Abstract

Abstract Background The very high power short duration ablation by mean of the QDOT Micro catheter was demonstrated to be safe and effective to achieve pulmonary vein isolation (PVI) in atrial fibrillation (AF) patients. Data from large multicentric registries are still lacking. Purpose We sought to investigate whether different ablation approaches may impact procedural outcomes. First, the hybrid approach (Qmode+, 90 W for 4 sec, at the posterior wall of the left atrium and Qmode modality AI-guided at the anterior wall) was compared to the ablation performed exclusively with the Qmode+ modality. Second, we investigated the impact of the type of anesthesia. Methods The AIR HPSD registry is a multicentric real world data registry including patients undergoing AF ablation by mean of the QDOT Micro catheter. The ablation modality (hybrid/ Qmode+) and the type of anesthesia were left to operators’ preference. Results Overall, 330 patients were enrolled, 67% males, 71% had paroxysmal AF, the mean age was 61±11. Pulmonary vein isolation was reached in 100% regardless of the ablation modality or the anesthesia used. As for the first pass isolation (FPI) there was a trend toward higher rates in the hybrid group compared to the Qmode+ group (85% vs 74%, p=0.1). No differences in FPI were found between the general anesthesia/deep sedation group and the conscious sedation group (83% vs 81%, p=0.8), however when considering the Qmode+ group solely, the FPI was significantly higher in the general anesthesia/deep sedation group (84% vs 56%, p=0.006).
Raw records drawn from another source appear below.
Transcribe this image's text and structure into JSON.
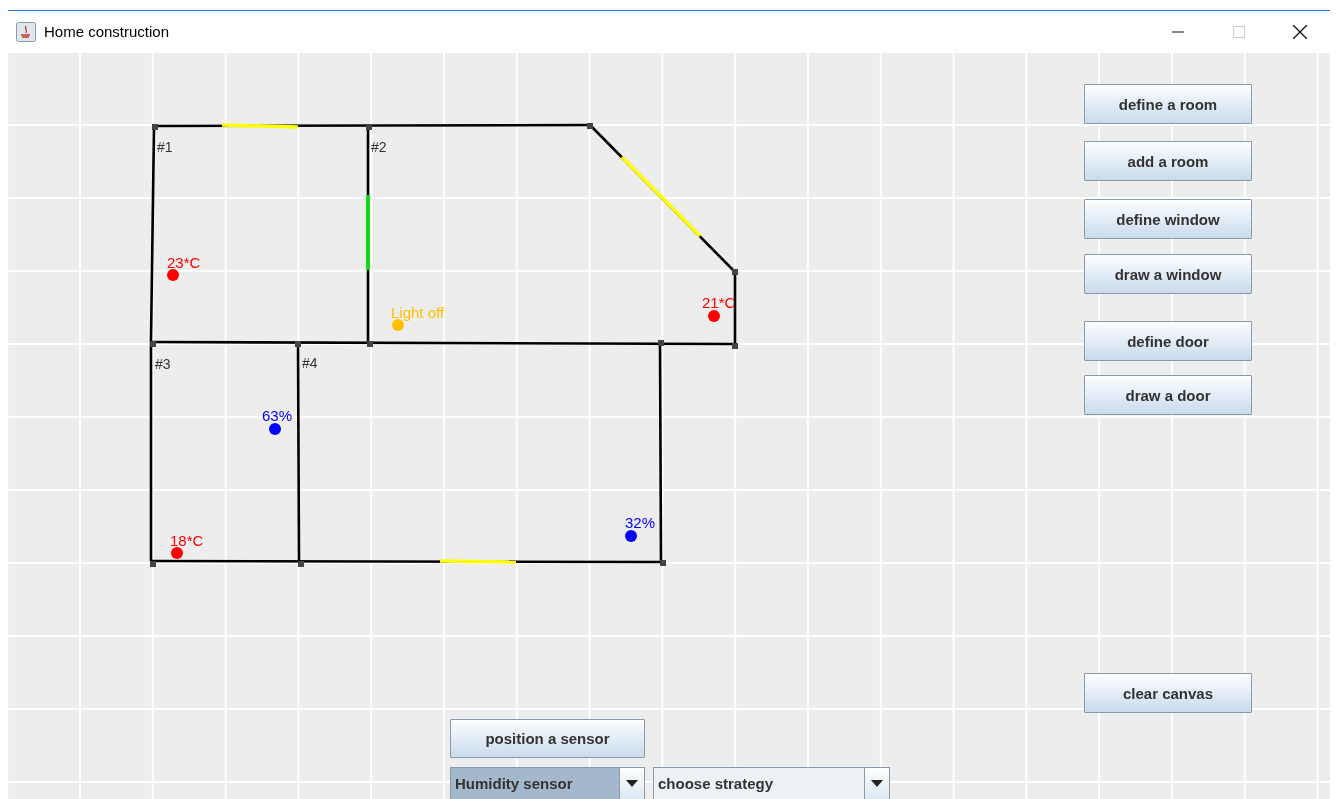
{
  "window": {
    "title": "Home construction"
  },
  "rooms": [
    {
      "label": "#1"
    },
    {
      "label": "#2"
    },
    {
      "label": "#3"
    },
    {
      "label": "#4"
    }
  ],
  "sensors": [
    {
      "reading": "23*C",
      "color": "#ff0000"
    },
    {
      "reading": "Light off",
      "color": "#ffc000"
    },
    {
      "reading": "21*C",
      "color": "#ff0000"
    },
    {
      "reading": "63%",
      "color": "#0000ff"
    },
    {
      "reading": "18*C",
      "color": "#ff0000"
    },
    {
      "reading": "32%",
      "color": "#0000ff"
    }
  ],
  "tool_buttons": [
    "define a room",
    "add a room",
    "define window",
    "draw a window",
    "define door",
    "draw a door",
    "clear canvas"
  ],
  "sensor_panel": {
    "button": "position a sensor",
    "sensor_type": {
      "value": "Humidity sensor",
      "focused": true
    },
    "strategy": {
      "value": "choose strategy",
      "focused": false
    }
  }
}
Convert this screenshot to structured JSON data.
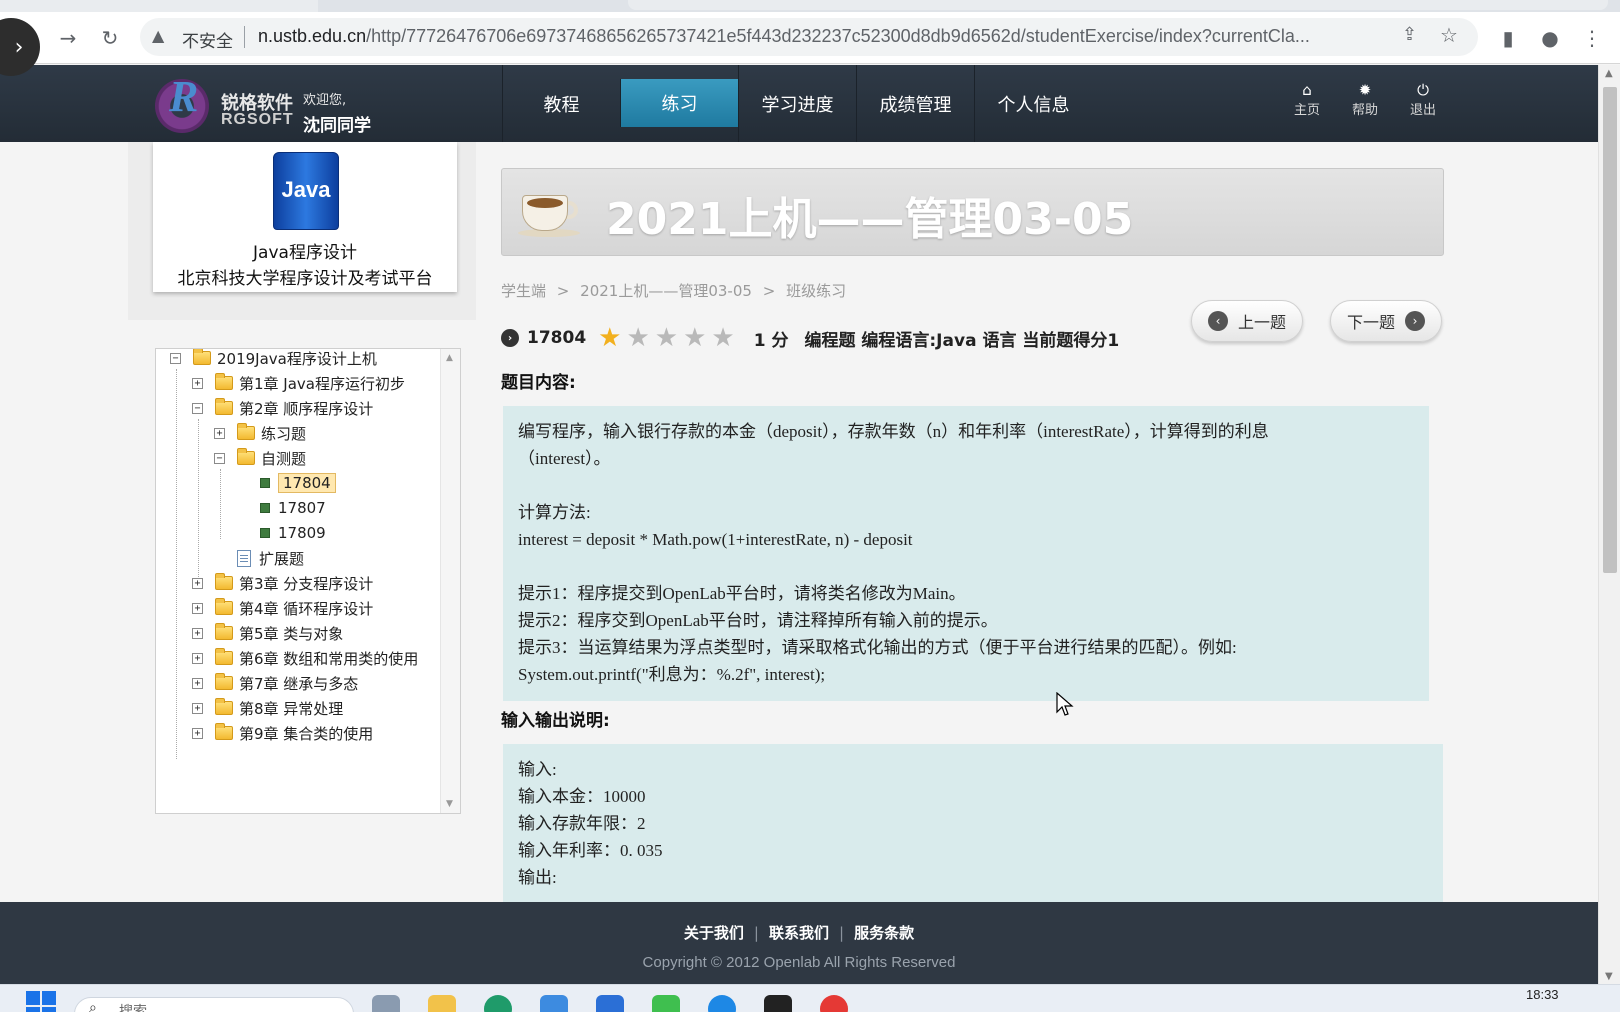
{
  "browser": {
    "security_label": "不安全",
    "url_domain": "n.ustb.edu.cn",
    "url_rest": "/http/77726476706e69737468656265737421e5f443d232237c52300d8db9d6562d/studentExercise/index?currentCla..."
  },
  "header": {
    "brand_cn": "锐格软件",
    "brand_en": "RGSOFT",
    "welcome": "欢迎您,",
    "username": "沈同同学",
    "nav": [
      {
        "label": "教程"
      },
      {
        "label": "练习"
      },
      {
        "label": "学习进度"
      },
      {
        "label": "成绩管理"
      },
      {
        "label": "个人信息"
      }
    ],
    "active_nav": "练习",
    "util": [
      {
        "label": "主页"
      },
      {
        "label": "帮助"
      },
      {
        "label": "退出"
      }
    ]
  },
  "course": {
    "book_text": "Java",
    "title": "Java程序设计",
    "subtitle": "北京科技大学程序设计及考试平台"
  },
  "tree": {
    "root": "2019Java程序设计上机",
    "ch1": "第1章 Java程序运行初步",
    "ch2": "第2章 顺序程序设计",
    "ch2_practice": "练习题",
    "ch2_selftest": "自测题",
    "q1": "17804",
    "q2": "17807",
    "q3": "17809",
    "ch2_extend": "扩展题",
    "ch3": "第3章 分支程序设计",
    "ch4": "第4章 循环程序设计",
    "ch5": "第5章 类与对象",
    "ch6": "第6章 数组和常用类的使用",
    "ch7": "第7章 继承与多态",
    "ch8": "第8章 异常处理",
    "ch9": "第9章 集合类的使用",
    "selected": "17804"
  },
  "banner": {
    "title": "2021上机——管理03-05"
  },
  "breadcrumb": {
    "items": [
      "学生端",
      ">",
      "2021上机——管理03-05",
      ">",
      "班级练习"
    ]
  },
  "pager": {
    "prev": "上一题",
    "next": "下一题"
  },
  "question": {
    "id": "17804",
    "difficulty_stars": 1,
    "max_stars": 5,
    "points": "1 分",
    "info": "编程题 编程语言:Java 语言 当前题得分1"
  },
  "content": {
    "heading": "题目内容:",
    "lines": [
      "编写程序，输入银行存款的本金（deposit），存款年数（n）和年利率（interestRate），计算得到的利息",
      "（interest）。",
      "",
      "计算方法:",
      "interest = deposit * Math.pow(1+interestRate, n) - deposit",
      "",
      "提示1：程序提交到OpenLab平台时，请将类名修改为Main。",
      "提示2：程序交到OpenLab平台时，请注释掉所有输入前的提示。",
      "提示3：当运算结果为浮点类型时，请采取格式化输出的方式（便于平台进行结果的匹配）。例如:",
      "System.out.printf(\"利息为：%.2f\", interest);"
    ]
  },
  "io": {
    "heading": "输入输出说明:",
    "lines": [
      "输入:",
      "输入本金：10000",
      "输入存款年限：2",
      "输入年利率：0. 035",
      "输出:"
    ]
  },
  "footer": {
    "about": "关于我们",
    "contact": "联系我们",
    "terms": "服务条款",
    "copyright": "Copyright © 2012 Openlab All Rights Reserved"
  },
  "taskbar": {
    "search_placeholder": "搜索",
    "time": "18:33"
  },
  "colors": {
    "header_bg": "#2a333e",
    "nav_active": "#2b8bb2",
    "content_bg": "#d9ebec",
    "star_on": "#f2b01e",
    "star_off": "#b9b9b9"
  }
}
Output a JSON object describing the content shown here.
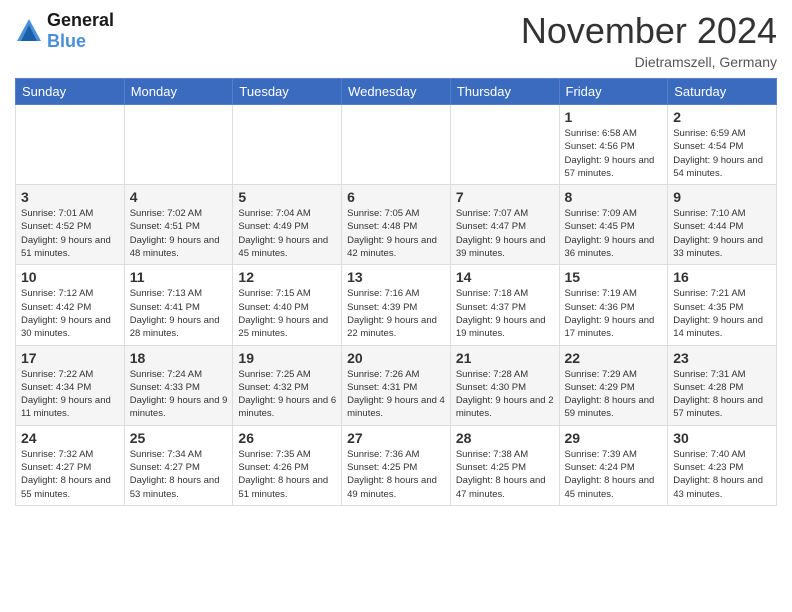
{
  "header": {
    "logo_line1": "General",
    "logo_line2": "Blue",
    "month_title": "November 2024",
    "location": "Dietramszell, Germany"
  },
  "days_of_week": [
    "Sunday",
    "Monday",
    "Tuesday",
    "Wednesday",
    "Thursday",
    "Friday",
    "Saturday"
  ],
  "weeks": [
    [
      {
        "day": "",
        "info": ""
      },
      {
        "day": "",
        "info": ""
      },
      {
        "day": "",
        "info": ""
      },
      {
        "day": "",
        "info": ""
      },
      {
        "day": "",
        "info": ""
      },
      {
        "day": "1",
        "info": "Sunrise: 6:58 AM\nSunset: 4:56 PM\nDaylight: 9 hours and 57 minutes."
      },
      {
        "day": "2",
        "info": "Sunrise: 6:59 AM\nSunset: 4:54 PM\nDaylight: 9 hours and 54 minutes."
      }
    ],
    [
      {
        "day": "3",
        "info": "Sunrise: 7:01 AM\nSunset: 4:52 PM\nDaylight: 9 hours and 51 minutes."
      },
      {
        "day": "4",
        "info": "Sunrise: 7:02 AM\nSunset: 4:51 PM\nDaylight: 9 hours and 48 minutes."
      },
      {
        "day": "5",
        "info": "Sunrise: 7:04 AM\nSunset: 4:49 PM\nDaylight: 9 hours and 45 minutes."
      },
      {
        "day": "6",
        "info": "Sunrise: 7:05 AM\nSunset: 4:48 PM\nDaylight: 9 hours and 42 minutes."
      },
      {
        "day": "7",
        "info": "Sunrise: 7:07 AM\nSunset: 4:47 PM\nDaylight: 9 hours and 39 minutes."
      },
      {
        "day": "8",
        "info": "Sunrise: 7:09 AM\nSunset: 4:45 PM\nDaylight: 9 hours and 36 minutes."
      },
      {
        "day": "9",
        "info": "Sunrise: 7:10 AM\nSunset: 4:44 PM\nDaylight: 9 hours and 33 minutes."
      }
    ],
    [
      {
        "day": "10",
        "info": "Sunrise: 7:12 AM\nSunset: 4:42 PM\nDaylight: 9 hours and 30 minutes."
      },
      {
        "day": "11",
        "info": "Sunrise: 7:13 AM\nSunset: 4:41 PM\nDaylight: 9 hours and 28 minutes."
      },
      {
        "day": "12",
        "info": "Sunrise: 7:15 AM\nSunset: 4:40 PM\nDaylight: 9 hours and 25 minutes."
      },
      {
        "day": "13",
        "info": "Sunrise: 7:16 AM\nSunset: 4:39 PM\nDaylight: 9 hours and 22 minutes."
      },
      {
        "day": "14",
        "info": "Sunrise: 7:18 AM\nSunset: 4:37 PM\nDaylight: 9 hours and 19 minutes."
      },
      {
        "day": "15",
        "info": "Sunrise: 7:19 AM\nSunset: 4:36 PM\nDaylight: 9 hours and 17 minutes."
      },
      {
        "day": "16",
        "info": "Sunrise: 7:21 AM\nSunset: 4:35 PM\nDaylight: 9 hours and 14 minutes."
      }
    ],
    [
      {
        "day": "17",
        "info": "Sunrise: 7:22 AM\nSunset: 4:34 PM\nDaylight: 9 hours and 11 minutes."
      },
      {
        "day": "18",
        "info": "Sunrise: 7:24 AM\nSunset: 4:33 PM\nDaylight: 9 hours and 9 minutes."
      },
      {
        "day": "19",
        "info": "Sunrise: 7:25 AM\nSunset: 4:32 PM\nDaylight: 9 hours and 6 minutes."
      },
      {
        "day": "20",
        "info": "Sunrise: 7:26 AM\nSunset: 4:31 PM\nDaylight: 9 hours and 4 minutes."
      },
      {
        "day": "21",
        "info": "Sunrise: 7:28 AM\nSunset: 4:30 PM\nDaylight: 9 hours and 2 minutes."
      },
      {
        "day": "22",
        "info": "Sunrise: 7:29 AM\nSunset: 4:29 PM\nDaylight: 8 hours and 59 minutes."
      },
      {
        "day": "23",
        "info": "Sunrise: 7:31 AM\nSunset: 4:28 PM\nDaylight: 8 hours and 57 minutes."
      }
    ],
    [
      {
        "day": "24",
        "info": "Sunrise: 7:32 AM\nSunset: 4:27 PM\nDaylight: 8 hours and 55 minutes."
      },
      {
        "day": "25",
        "info": "Sunrise: 7:34 AM\nSunset: 4:27 PM\nDaylight: 8 hours and 53 minutes."
      },
      {
        "day": "26",
        "info": "Sunrise: 7:35 AM\nSunset: 4:26 PM\nDaylight: 8 hours and 51 minutes."
      },
      {
        "day": "27",
        "info": "Sunrise: 7:36 AM\nSunset: 4:25 PM\nDaylight: 8 hours and 49 minutes."
      },
      {
        "day": "28",
        "info": "Sunrise: 7:38 AM\nSunset: 4:25 PM\nDaylight: 8 hours and 47 minutes."
      },
      {
        "day": "29",
        "info": "Sunrise: 7:39 AM\nSunset: 4:24 PM\nDaylight: 8 hours and 45 minutes."
      },
      {
        "day": "30",
        "info": "Sunrise: 7:40 AM\nSunset: 4:23 PM\nDaylight: 8 hours and 43 minutes."
      }
    ]
  ]
}
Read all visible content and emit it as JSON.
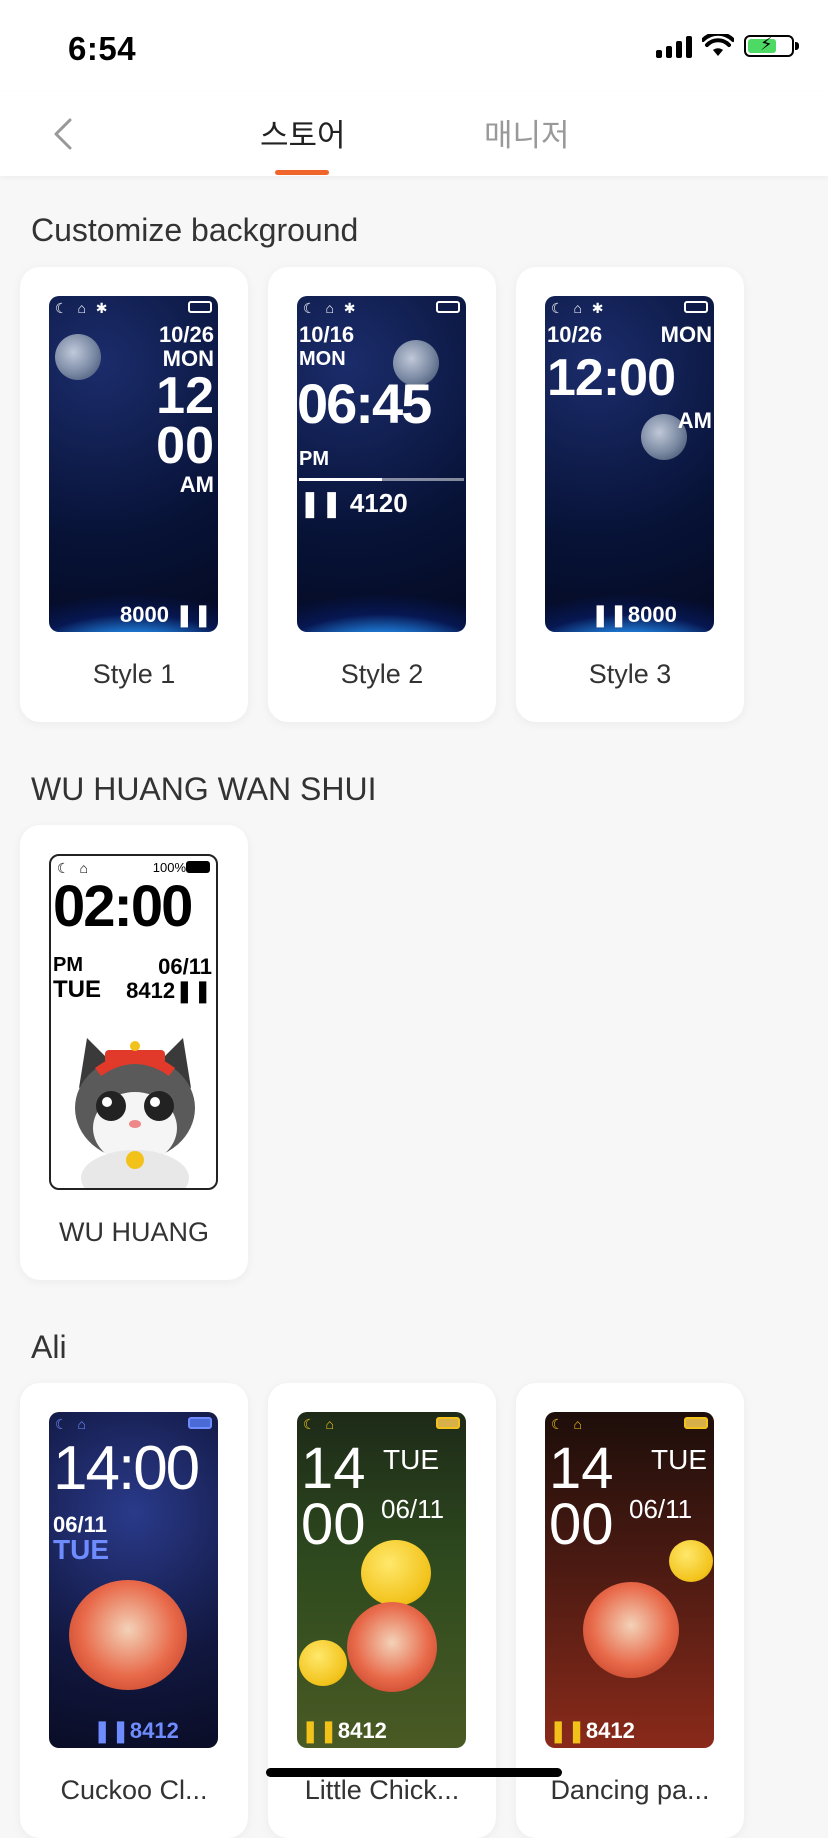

As for the procedural time, this was significantly shorter in the general anesthesia/deep sedation compared to conscious sedation (82±21 vs 97±35 min, p<0.01), as well as in the Qmode+ group compared to the hybrid group (80±31 vs 102±30 min, p<0.01). Minor complications were observed in 1% of patients with no significant differences between groups. Conclusions The PVI can be safely and effectively obtained with both approaches, hybrid or Qmode+ solely, however the rate of FPI seems higher with the hybrid one. When adopting solely the Qmode+ modality the general anesthesia increases the rate of FPI.